We’ve already seen some examples of companies backtracking on plans to fully automate customer service with chatbots, for example. Those plans seemed like a good idea initially but soon ran up against the practical limitations of AI. That won’t be the case forever; within a few years, many expect chatbots to do everything human agents can. But we’re not quite there yet.
3. Ask Whether AI Can Do a Better Job (When It Makes Sense)
Goldman Sachs recently made news (and stoked controversy) in announcing Devin, the first fully autonomous software “developer” to be deployed in a major U.S. company. The tool is made by Cognition AI, one of the leading agentic AI platforms.
“We’re going to start augmenting our workforce with Devin, which is going to be like our new employee,” Goldman Sachs CIO Marco Argenti said.
Goldman determined that generative and agentic AI had advanced to the point that sophisticated models could combine to form an agent capable of doing most of the work of a junior software developer. Devin will not replace the company’s human developers anytime soon, but it will probably help Goldman hire fewer new devs than it has in the past. Eventually, future versions of Devin could replace more senior software people.
The lesson here is a potent one: Increasingly, the answer to the question of whether AI can do a better job than a human in roles like coding and video production is “yes.”

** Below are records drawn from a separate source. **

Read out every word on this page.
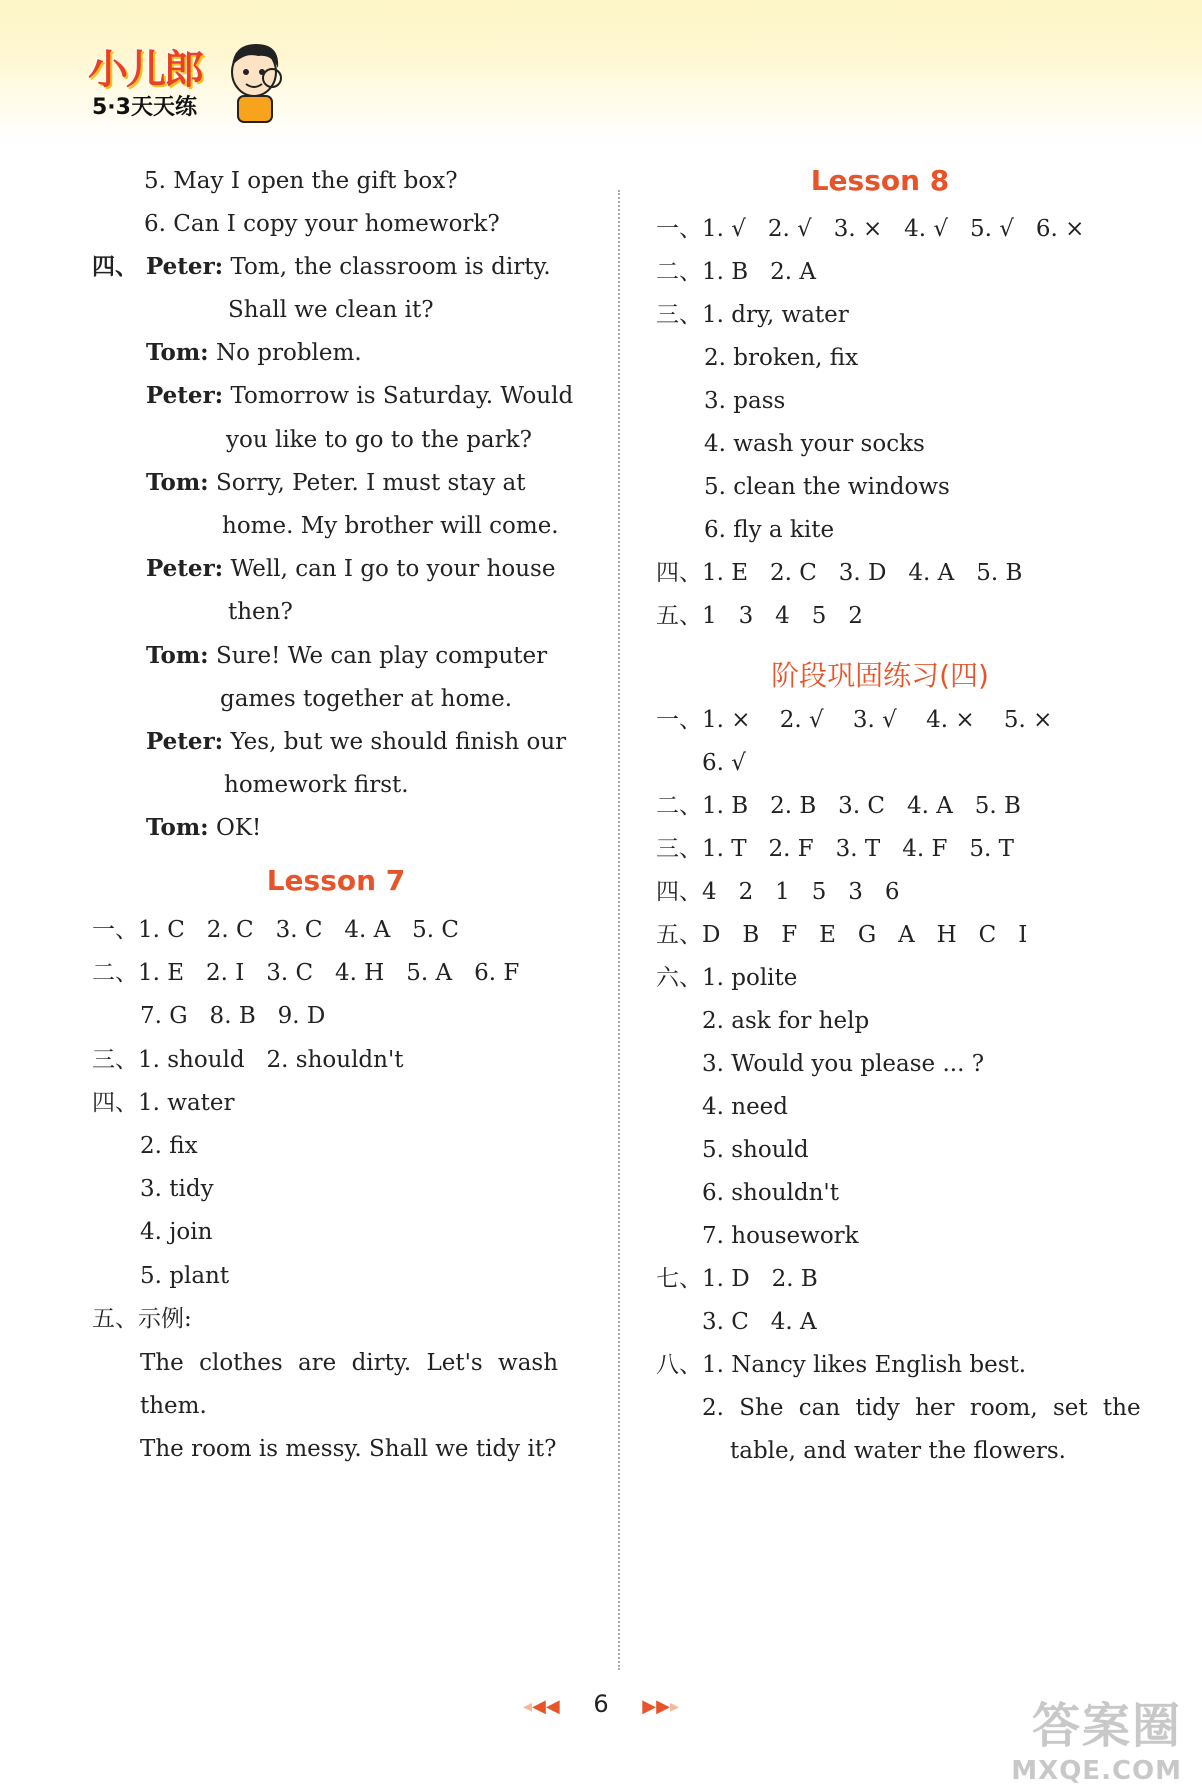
小儿郎
5·3天天练
5. May I open the gift box?
6. Can I copy your homework?
四、 Peter: Tom, the classroom is dirty.
Shall we clean it?
Tom: No problem.
Peter: Tomorrow is Saturday. Would
you like to go to the park?
Tom: Sorry, Peter. I must stay at
home. My brother will come.
Peter: Well, can I go to your house
then?
Tom: Sure! We can play computer
games together at home.
Peter: Yes, but we should finish our
homework first.
Tom: OK!
Lesson 7
一、1. C   2. C   3. C   4. A   5. C
二、1. E   2. I   3. C   4. H   5. A   6. F
7. G   8. B   9. D
三、1. should   2. shouldn't
四、1. water
2. fix
3. tidy
4. join
5. plant
五、示例:
The clothes are dirty. Let's wash
them.
The room is messy. Shall we tidy it?
Lesson 8
一、1. √   2. √   3. ×   4. √   5. √   6. ×
二、1. B   2. A
三、1. dry, water
2. broken, fix
3. pass
4. wash your socks
5. clean the windows
6. fly a kite
四、1. E   2. C   3. D   4. A   5. B
五、1   3   4   5   2
阶段巩固练习(四)
一、1. ×    2. √    3. √    4. ×    5. ×
6. √
二、1. B   2. B   3. C   4. A   5. B
三、1. T   2. F   3. T   4. F   5. T
四、4   2   1   5   3   6
五、D   B   F   E   G   A   H   C   I
六、1. polite
2. ask for help
3. Would you please ... ?
4. need
5. should
6. shouldn't
7. housework
七、1. D   2. B
3. C   4. A
八、1. Nancy likes English best.
2. She can tidy her room, set the
table, and water the flowers.
◂◀◀ 6 ▶▶▸	答案圈
MXQE.COM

4. Hire Employees Who Embrace (And Understand) Generative AI
As noted, AI agents like Devin won’t replace human workers all at once. However, the human workers who will be most useful in the coming transition to an agentic workforce will be those who embrace and understand artificial intelligence. Like their bosses, they stay up to speed on AI developments and implement them into their work processes.
In fact, experts like Duggan advise hiring managers to update job descriptions and interview processes to reflect this new normal. It may no longer be worth it to hire an otherwise capable individual who isn’t enthusiastic about AI’s potential and fluent in its use.
5. Test AI-Enabled Strategies First
Like any other technology, AI isn’t perfect, and its implementation doesn’t always work out as envisioned. Remember the cautionary tale of the all-agentic customer service team that wasn’t.
Make sure your team is realistic about AI’s potential. Test it in sandboxed environments before deploying it more widely, especially when the deployment will reach customers.
This is a delicate moment from a reputational standpoint; companies seen as leaning too far into automation may suffer blowback. Indeed, studies suggest that 52% of workers are worried about AI replacing their jobs, and a similar number of experts believe AI will eliminate roles currently filled by humans.
6. Focus on “Seamless” AI Integrations
For now, focus on AI deployments and integrations that feel seamless to the end user, whether they are internal teams or your organization’s customers. The great potential of AI lies in reducing friction in the user experience and boosting productivity more generally, such as in personalized prospect journeys or self-service resources. If a particular deployment can’t achieve that, it may not be worth the challenges it creates (including the aforementioned reputational issues).
Adapt for What’s Next
Recently, artificial intelligence models have begun to improve at such a clip that even those who build and test them express surprise and wonder at what’s possible — and what could be coming in the very near future.
Indeed, no one is quite sure where we go from here. Experts like Kris Duggan have been convinced of AI’s potential for some time, but they can’t predict the exact extent of the technology’s capabilities even one or two years hence, let alone five or seven or ten.
What seems certain is that AI will be able to do a great deal more in the future. Leaders in every industry have a duty to remain briefed on the technology and adapt their organizations for all possibilities. Soon, it could mean the difference between dominance and irrelevance.